Wie man sieht, war Jesus, der künftige Herrscher über die gesamte Menschheit, das Kind einfacher Leute, die hart arbeiten mussten, um den Lebensunterhalt zu verdienen. Als er heranwuchs, wurde er Zimmermann wie sein Adoptivvater (Matthäus 13:55; Markus 6:3). „Obwohl er [Jesus] reich war“, nämlich als mächtiges Geistgeschöpf im Himmel, wurde er, wie die Bibel sagt, ‘um unseretwillen arm’. Er nahm die niedrigere Stellung als Mensch ein und wuchs in einer Familie aus dem einfachen Volk auf (2. Korinther 8:9; Philipper 2:5-9; Hebräer 2:9). Jesus wurde nicht in eine begüterte Familie hineingeboren, was es manchem womöglich erleichtert hätte, sich mit ihm zu identifizieren. Andererseits wurde so niemand durch seinen Status oder seine Stellung abgeschreckt. Man schätzte ihn wegen seiner Lehren, seiner ansprechenden Eigenschaften und seiner wunderbaren Werke (Matthäus 7:28, 29; 9:19-33; 11:28, 29). Es zeugt von der Weisheit Jehovas, eine Durchschnittsfamilie auszuwählen, in die Jesus hineingeboren wurde.
Befassen wir uns nun einmal mit den Angehörigen Jesu und sehen wir uns an, was wir von ihnen lernen können.
Joseph — ein gerechter Mann
Als Joseph erfuhr, dass seine Verlobte „vor ihrer Vereinigung“ schwanger war, muss er hin- und hergerissen gewesen sein zwischen seiner Liebe zu Maria und seiner Abneigung gegen jeden Hauch von Unsittlichkeit. Er muss das Ganze als Übergriff auf sein Recht als ihr künftiger Ehemann empfunden haben. In seinen Tagen galt eine Verlobte praktisch schon als Frau des Mannes. Nach langem Überlegen entschied Joseph, sich heimlich von Maria scheiden zu lassen, damit es ihr erspart bleiben würde, als Ehebrecherin gesteinigt zu werden (Matthäus 1:18; 5. Mose 22:23, 24).
Dann erschien ein Engel Joseph im Traum und sagte: „Scheue dich nicht, Maria, deine Frau, heimzuführen, denn was in ihr gezeugt worden ist, ist durch heiligen Geist. Sie wird einen Sohn gebären, und du sollst ihm den Namen Jesus geben, denn er wird sein Volk von ihren Sünden erretten.“ Joseph handelte gemäß der göttlichen Anweisung und führte Maria heim (Matthäus 1:20-24).

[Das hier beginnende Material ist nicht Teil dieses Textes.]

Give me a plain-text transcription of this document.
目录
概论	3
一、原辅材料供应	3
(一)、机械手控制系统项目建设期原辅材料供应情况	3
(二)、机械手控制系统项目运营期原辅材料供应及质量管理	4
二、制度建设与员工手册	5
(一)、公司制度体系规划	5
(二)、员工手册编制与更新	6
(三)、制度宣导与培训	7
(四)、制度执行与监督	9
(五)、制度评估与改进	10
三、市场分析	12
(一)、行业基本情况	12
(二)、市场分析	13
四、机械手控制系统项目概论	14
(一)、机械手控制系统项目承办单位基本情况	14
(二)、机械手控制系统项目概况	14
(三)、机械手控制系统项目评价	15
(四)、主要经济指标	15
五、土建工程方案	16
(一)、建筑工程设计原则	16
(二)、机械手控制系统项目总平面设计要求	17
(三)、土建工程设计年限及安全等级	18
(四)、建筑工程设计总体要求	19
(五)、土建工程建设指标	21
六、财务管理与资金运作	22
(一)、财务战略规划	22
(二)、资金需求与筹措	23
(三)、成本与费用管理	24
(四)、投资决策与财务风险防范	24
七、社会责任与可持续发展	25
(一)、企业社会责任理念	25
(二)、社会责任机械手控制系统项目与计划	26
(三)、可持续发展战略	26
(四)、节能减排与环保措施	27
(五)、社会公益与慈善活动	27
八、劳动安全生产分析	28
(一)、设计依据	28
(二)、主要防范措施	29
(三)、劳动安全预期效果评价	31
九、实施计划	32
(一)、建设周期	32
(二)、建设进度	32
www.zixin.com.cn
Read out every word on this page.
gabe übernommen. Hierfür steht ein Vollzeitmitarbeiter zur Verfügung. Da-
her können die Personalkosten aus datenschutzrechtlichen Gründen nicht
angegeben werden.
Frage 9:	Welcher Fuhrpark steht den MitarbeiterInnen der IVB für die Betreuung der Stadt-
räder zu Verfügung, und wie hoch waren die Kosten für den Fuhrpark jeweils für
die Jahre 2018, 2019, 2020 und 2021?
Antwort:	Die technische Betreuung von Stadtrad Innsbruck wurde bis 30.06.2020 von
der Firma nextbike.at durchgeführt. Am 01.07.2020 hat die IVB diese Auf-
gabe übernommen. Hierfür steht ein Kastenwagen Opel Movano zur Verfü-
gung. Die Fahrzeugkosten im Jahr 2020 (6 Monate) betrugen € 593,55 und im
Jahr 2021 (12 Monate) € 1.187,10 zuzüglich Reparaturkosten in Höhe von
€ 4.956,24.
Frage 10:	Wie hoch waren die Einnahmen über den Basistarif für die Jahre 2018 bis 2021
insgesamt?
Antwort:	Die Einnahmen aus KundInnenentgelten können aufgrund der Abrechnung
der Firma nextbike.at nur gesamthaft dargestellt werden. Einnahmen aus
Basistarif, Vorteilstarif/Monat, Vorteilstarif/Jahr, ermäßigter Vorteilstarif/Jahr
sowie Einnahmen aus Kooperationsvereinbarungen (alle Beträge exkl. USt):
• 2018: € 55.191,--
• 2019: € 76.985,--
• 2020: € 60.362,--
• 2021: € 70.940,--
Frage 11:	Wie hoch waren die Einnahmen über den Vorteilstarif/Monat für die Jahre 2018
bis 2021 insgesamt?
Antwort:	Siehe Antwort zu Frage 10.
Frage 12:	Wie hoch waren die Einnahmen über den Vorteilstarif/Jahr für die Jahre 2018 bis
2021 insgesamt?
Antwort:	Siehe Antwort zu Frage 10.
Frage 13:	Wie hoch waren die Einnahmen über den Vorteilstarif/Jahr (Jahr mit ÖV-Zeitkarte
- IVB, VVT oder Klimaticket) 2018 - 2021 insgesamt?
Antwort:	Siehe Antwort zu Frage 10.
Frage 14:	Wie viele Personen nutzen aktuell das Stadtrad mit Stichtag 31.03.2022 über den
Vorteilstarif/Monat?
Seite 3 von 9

Aufgrund dieser Entscheidung trug der gerechte, treue Joseph dazu bei, dass sich das erfüllte, was Jehova durch den Propheten Jesaja vorausgesagt hatte: „Siehe! Die Herangereifte, sie wird wirklich schwanger werden, und sie gebiert einen Sohn, und sie wird ihm gewiss den Namen Immanuel geben“ (Jesaja 7:14). Joseph war zweifellos ein Geistesmensch, der die Aufgabe schätzte, der Adoptivvater des Messias zu werden, obwohl Marias erstgeborener Sohn nicht sein eigener sein würde.
Joseph verzichtete auf Geschlechtsverkehr mit Maria bis nach der Geburt ihres Sohnes (Matthäus 1:25). Für die Jungverheirateten wird es nicht unbedingt einfach gewesen sein, Enthaltsamkeit zu üben, aber sie wollten offensichtlich kein Missverständnis aufkommen lassen, wer der Vater des Babys war. Welch ein wunderbares Beispiel für Selbstbeherrschung! Joseph stellte Gottes Willen über seine natürlichen Wünsche.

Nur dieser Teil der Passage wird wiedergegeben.